Chivers never came to my door. I sat in the kitchen all night, waiting for the lights of his car to illuminate the blackness beyond the glass. Nobody came. The silence was absolute. I angled the chair so as to be able to hear the telephone if it rang in the hallway but it stayed maddeningly silent as the evening wore on. I had changed out of my damp clothes when I finished my long, soaking trudge back up the hill. I’d wanted to put on nothing more than a bathrobe or to simply wrap myself in a blanket but I had expected Chivers, and perhaps even a detective or two. I’d expected questions. Gentle probing. Conspiratorial glances and intelligent eyes. So I dressed smartly: a person to be taken seriously. White woollen polo-neck sweater and a black skirt. Even found my wedding ring at the bottom of the cutlery drawer and slipped it on. It was too big. Slid around on my finger like a hula hoop. I kept it on nonetheless. I was a married woman. I’d been to university. I’d suffered bereavement and I’d seen more of the world than any of them. If I said I’d seen a body then I was damn well to be believed. Nobody came. Nobody came the next day either. I rattled around the house, floating aimlessly into rooms I barely remembered having visited before.
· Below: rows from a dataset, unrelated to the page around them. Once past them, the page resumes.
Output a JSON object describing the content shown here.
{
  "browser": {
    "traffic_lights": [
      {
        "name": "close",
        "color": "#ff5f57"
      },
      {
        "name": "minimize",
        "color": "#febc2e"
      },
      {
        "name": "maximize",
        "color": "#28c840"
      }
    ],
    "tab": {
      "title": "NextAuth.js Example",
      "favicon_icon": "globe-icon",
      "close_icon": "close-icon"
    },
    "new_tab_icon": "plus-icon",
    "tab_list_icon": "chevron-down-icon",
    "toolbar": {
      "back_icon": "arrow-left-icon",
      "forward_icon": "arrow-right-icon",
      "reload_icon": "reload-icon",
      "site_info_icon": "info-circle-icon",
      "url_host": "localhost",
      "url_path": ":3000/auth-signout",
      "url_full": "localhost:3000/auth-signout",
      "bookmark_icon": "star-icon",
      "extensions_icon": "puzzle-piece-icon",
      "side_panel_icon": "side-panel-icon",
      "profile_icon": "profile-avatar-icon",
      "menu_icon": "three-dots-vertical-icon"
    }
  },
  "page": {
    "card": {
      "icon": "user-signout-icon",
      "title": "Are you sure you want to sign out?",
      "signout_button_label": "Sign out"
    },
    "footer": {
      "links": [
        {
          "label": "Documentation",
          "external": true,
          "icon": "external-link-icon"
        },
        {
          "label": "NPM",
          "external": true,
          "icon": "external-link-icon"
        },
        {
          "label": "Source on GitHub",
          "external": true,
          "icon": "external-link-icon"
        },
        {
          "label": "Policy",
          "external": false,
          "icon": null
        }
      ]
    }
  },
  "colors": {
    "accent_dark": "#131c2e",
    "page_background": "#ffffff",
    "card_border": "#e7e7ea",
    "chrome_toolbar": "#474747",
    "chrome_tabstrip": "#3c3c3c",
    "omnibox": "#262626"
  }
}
It would have been a perfect home for somebody who actually wanted it. Three storeys high, with five acres of land, sitting halfway up a hill with a view across the tree-lined valley and the sound of the River Irthing occasionally bubbling up through the silence to soak into the old stone walls. It had stood for a hundred years and bore the mixed tastes of each of the previous inhabitants. Some of the rooms looked little changed from Victorian times with their high ceilings and dusty chandeliers, picture rails and ornate fireplaces. Others were homely, as if a smaller, cosier residence had been crammed into the interior of the stately shell. I had made little impact. The books that had threatened to overwhelm my living space at college took up barely one shelf of the colossal library and the framed pictures of the Parisian jazz bands that had looked so sophisticated when I was nineteen seemed faintly ridiculous hung against floral wallpaper in the master bedroom with its sagging four-poster bed. Cranham had bought the place at auction. Took it lock, stock and barrel. Paid over the odds, no doubt. Stuffed handfuls of cash into the pockets of locals and told them to make it habitable. Probably held their handshakes a little too long; that little smile twitching in the corner of his eye. It was wrong of me to think of him in anything but affectionate terms. He had saved me, though by God I resented him for that. Took a woman who was carrying another man’s child and offered her a home and an income. Had no interest in what I got up to or who I got up to it with. Just needed a wife and child and a cover story so his family and colleagues would stop questioning him about when he was going to find a wife. Needed one, if he was going to become a parliamentarian. Couldn’t let the truth get out. Couldn’t tell the world that he had as much interest in women as a fish does in aeroplanes. He liked men. Rough, dirty-faced, hard-skinned men. Kept one, almost as a pet, in the Knightsbridge flat where he slept on the nights he wasn’t reclining on soft sheets in some luxurious hotel or another. He was a kind man, in his way. Did right by me when he really didn’t have to. But we both knew what our marriage was for. He would have come to the funeral, had I given him the chance. There was no service. Just the cremation and my own mumbled words as I scooped up handfuls of what used to be my son and tossed them onto the breeze.